The first illusion-based fact the writer uses to make arguments is that Carter’s policies were the main force that led to the success of the Islamic Revolution. The first person to make this erroneous claim was the Shah himself. In a memoir published in 1979, the deposed king absolves himself of responsibility for his own demise, saying: “Certainly, I had made mistakes in Iran. However, I cannot believe they formed the basis for my downfall. They were rectifiable with time. My country stood on the verge of being a Great Civilization”. Mohammad Reza Pahlavi then claims that a “strange confluence of interests—the international oil consortium, the British and American governments, the international media, reactionary religious circles in Iran, and the relentless drive of the Communists” came together to topple the Iranian monarchy. 

The shah chooses to completely ignore the oppressive, brutal, lavish, and corrupt system he had made of Iran. This narrative was later used by the shahs’ family living in the U.S. who took it a step further and claimed that Jimmy Carter did not show sufficient support for the dead king’s regime. 

 This too is a false conclusion. Carter showed an enormous amount of support for the Shah even when massive protests were taking place inside Iran and the regime was showing the first signs of its downfall. Carter sent millions of dollars’ worth of weapons to Iran and even stood against the Congress which did not like the idea of arming the shah further. The American president, who had claimed during his presidential campaign that he would make human rights considerations integral to U.S. foreign policy, might have urged the shah to change some of its oppressive policies but was never averse to his reign. In fact, Carter did not have a clue a revolution was taking place when he called Iran “an island of stability” during a speech in 1977, a year before the revolution, while he was in Tehran for Christmas celebrations.
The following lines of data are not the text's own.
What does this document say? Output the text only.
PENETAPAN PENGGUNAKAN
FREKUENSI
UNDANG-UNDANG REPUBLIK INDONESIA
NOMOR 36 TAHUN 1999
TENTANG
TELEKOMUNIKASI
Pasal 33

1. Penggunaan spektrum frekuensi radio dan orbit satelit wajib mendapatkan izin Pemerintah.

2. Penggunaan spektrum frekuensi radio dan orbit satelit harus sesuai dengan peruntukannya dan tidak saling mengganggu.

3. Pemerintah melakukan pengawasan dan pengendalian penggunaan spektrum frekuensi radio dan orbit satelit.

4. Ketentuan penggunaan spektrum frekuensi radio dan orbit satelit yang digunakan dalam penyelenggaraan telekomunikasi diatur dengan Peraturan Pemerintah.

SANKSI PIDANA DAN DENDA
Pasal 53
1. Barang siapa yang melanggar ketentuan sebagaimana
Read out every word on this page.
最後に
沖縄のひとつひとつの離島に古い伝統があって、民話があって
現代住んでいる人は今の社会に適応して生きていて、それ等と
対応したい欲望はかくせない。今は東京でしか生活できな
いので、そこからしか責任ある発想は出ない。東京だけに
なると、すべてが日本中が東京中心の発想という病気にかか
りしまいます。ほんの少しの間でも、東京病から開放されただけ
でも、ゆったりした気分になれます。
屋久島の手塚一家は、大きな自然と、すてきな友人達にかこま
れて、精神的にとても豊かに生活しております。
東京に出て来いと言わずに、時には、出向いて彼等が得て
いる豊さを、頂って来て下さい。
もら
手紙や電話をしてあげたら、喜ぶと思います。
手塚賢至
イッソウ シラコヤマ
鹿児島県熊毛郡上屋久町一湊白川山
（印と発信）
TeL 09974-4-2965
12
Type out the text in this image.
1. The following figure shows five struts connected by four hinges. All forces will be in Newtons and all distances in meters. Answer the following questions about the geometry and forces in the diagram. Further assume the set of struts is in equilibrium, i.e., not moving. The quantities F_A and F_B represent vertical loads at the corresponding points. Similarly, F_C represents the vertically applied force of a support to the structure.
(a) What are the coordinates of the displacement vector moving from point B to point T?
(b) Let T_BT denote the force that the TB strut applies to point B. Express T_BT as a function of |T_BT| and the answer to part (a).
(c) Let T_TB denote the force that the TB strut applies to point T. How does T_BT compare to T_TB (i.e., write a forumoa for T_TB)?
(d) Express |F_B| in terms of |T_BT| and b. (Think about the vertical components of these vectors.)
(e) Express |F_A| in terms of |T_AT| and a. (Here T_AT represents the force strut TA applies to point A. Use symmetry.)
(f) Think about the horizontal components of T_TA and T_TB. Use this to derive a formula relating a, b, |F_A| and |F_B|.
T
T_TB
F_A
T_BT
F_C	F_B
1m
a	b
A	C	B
The only correct claim by Lisa Daftari in her article in the Newsweek is that Carter needs to apologize to the people of Iran. In fact from Carter to Biden, all American presidents owe Iran an apology. The U.S. has a long list of what it should be sorry for when it comes to how it has treated the people of Iran:

-The U.S. tried to topple the newly-elected government of Iran in July 1980. It orchestrated a coup in the Nojeh Air Base near Hamadan which was only neutralized last minute.

-The U.S. provoked an 8-year war on Iran in the 1980s through the government of Iraqi dictator Saddam Hussein. The aggression resulted in the death of more than 200,000 Iranians and the injury of thousands more. 

-The U.S. has helped carry out sabotage attacks on the Iranian nuclear sites and colluded with Israel in assassinating several of the country’s nuclear scientists.

With Iran’s vast military achievements, Washington has now resorted to harsh and crippling sanctions. It even pulled out of the JCPOA because it has no other way of pressuring Iran. The thumping sanctions have had an impact on Iran’s economy and pushed millions of people into poverty. It has also led to the death of many patients with rare diseases as financial bans have made it impossible for Iran to import essential medicines.

So it seems that at least 8 American presidents, from Carter who took office in 1977 to Biden who took office in 2021, owe Iranians an apology; but for reasons completely different than what’s been mentioned in the Newsweek.